Mexico wants progress on US extraditions, arms trafficking

Mexico says it wants to see more U.S. action on extraditions and weapons trafficking at security meetings scheduled for Friday with U.S. Secretary of State Antony Blinken

UN General Assembly Security Council
UN General Assembly Security Council

Mexico said it wants to see more U.S. action on extraditions and weapons trafficking at security meetings scheduled for Friday with U.S. Secretary of State Antony Blinken

Mexico’s top diplomat said Tuesday he wants to see faster extraditions of suspects from the United States and fewer guns coming across the border.

“It is important that you, United States, take effective, efficient actions to drastically reduce the illegal trafficking of weapons,” said Foreign Relations Secretary Marcelo Ebrard

Ebrard also called for “quick judicial assistance,” suggesting that while Mexico had extradited suspects quickly to the United States, it wasn't the same pace the other way around.
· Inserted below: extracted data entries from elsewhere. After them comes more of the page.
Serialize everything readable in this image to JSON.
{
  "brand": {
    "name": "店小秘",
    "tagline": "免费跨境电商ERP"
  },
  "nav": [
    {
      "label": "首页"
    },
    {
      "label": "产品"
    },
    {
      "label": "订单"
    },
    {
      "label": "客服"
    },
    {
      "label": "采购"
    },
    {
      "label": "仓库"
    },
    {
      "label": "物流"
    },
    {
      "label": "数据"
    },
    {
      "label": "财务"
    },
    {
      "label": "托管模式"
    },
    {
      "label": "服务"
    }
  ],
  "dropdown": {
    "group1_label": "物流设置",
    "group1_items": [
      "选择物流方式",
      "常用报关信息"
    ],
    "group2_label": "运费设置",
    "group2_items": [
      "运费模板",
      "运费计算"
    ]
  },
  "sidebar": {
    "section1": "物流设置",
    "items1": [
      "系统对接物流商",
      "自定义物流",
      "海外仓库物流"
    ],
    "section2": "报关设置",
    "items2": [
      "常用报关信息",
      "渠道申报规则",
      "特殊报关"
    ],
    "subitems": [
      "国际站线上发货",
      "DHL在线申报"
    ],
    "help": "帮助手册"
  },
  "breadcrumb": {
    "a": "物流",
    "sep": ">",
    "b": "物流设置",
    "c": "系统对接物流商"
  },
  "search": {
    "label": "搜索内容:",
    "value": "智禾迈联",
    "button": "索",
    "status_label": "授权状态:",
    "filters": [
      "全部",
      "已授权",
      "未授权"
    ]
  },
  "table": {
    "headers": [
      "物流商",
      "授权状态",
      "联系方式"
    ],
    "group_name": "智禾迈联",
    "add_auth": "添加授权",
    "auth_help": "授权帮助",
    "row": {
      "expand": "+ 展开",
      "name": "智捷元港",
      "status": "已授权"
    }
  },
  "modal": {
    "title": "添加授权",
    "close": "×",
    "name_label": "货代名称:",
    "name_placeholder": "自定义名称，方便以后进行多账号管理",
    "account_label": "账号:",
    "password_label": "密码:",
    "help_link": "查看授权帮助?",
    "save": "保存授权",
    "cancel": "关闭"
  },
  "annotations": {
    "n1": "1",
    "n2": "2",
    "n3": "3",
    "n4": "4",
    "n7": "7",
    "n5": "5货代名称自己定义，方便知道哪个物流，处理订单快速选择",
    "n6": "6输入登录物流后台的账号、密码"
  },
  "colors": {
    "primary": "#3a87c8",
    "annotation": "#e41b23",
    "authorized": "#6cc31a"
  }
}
“Extraditions should have the same speed from there to here, as from here to there, something that is not the case right now,” Ebrard said.

Mexican President Andrés Manuel López Obrador has also been near-obsessed with two points: first, that he wants the U.S. government to contribute to expanding the Mexican government's tree-planting scheme, as a way to pay farmers and prevent them from being recruited by drug gangs. The U.S. has so far apparently been cool to the idea.

Secondly, López Obrador wants more of the illicit money tracked and seized in the United States from Mexican suspects to be returned to Mexico.

Ebrard suggested both points would be on the agenda.

“In the case of the flow of money, what has happened regarding the tracing of the money? There have been few results there,” he said.

U.S. Attorney General Merrick Garland and Department of Homeland Security Secretary Alejandro Mayorkas is also scheduled to attend the talks in Mexico City, though Ebrard said migration won't be on the main agenda.

Ebrard and López Obrador have declared an end to the previous U.S.-Mexico cooperation scheme, known as the Merida Initiative. Both have said Mexico doesn't want handouts of military or police equipment, but rather a more equal relationship.

“It's about mutual respect. If you don't respect me, I don't respect you. If we do not respect each other, it is going to be very difficult to get something done,” Ebrard said.

While the Merida Initiative did initially focus on giving Mexico aircraft in the early years after it was implemented in 2008, in its later years it was focused more on law enforcement training and professionalization.

U.S. officials, on the other hand, are expected to focus on issues like the increasing trafficking of the synthetic opioid fentanyl, which is largely produced in Mexico from precursor chemicals imported from China. Mexican cartels press the fentanyl into counterfeit pills that contain wildly varying and often lethal doses of the potent opioid.

Overdose deaths in the United States rose to over 93,000 in 2020, and almost 70,000 of those were linked to opioids.

While the two nations have cooperated on issues like migration, recent cooperation in the fight against drug cartels has been mixed. Mexico has limited the operation of foreign agents and withdrawn their immunity, and López Obrador has said his administration is no longer looking to detain drug lords.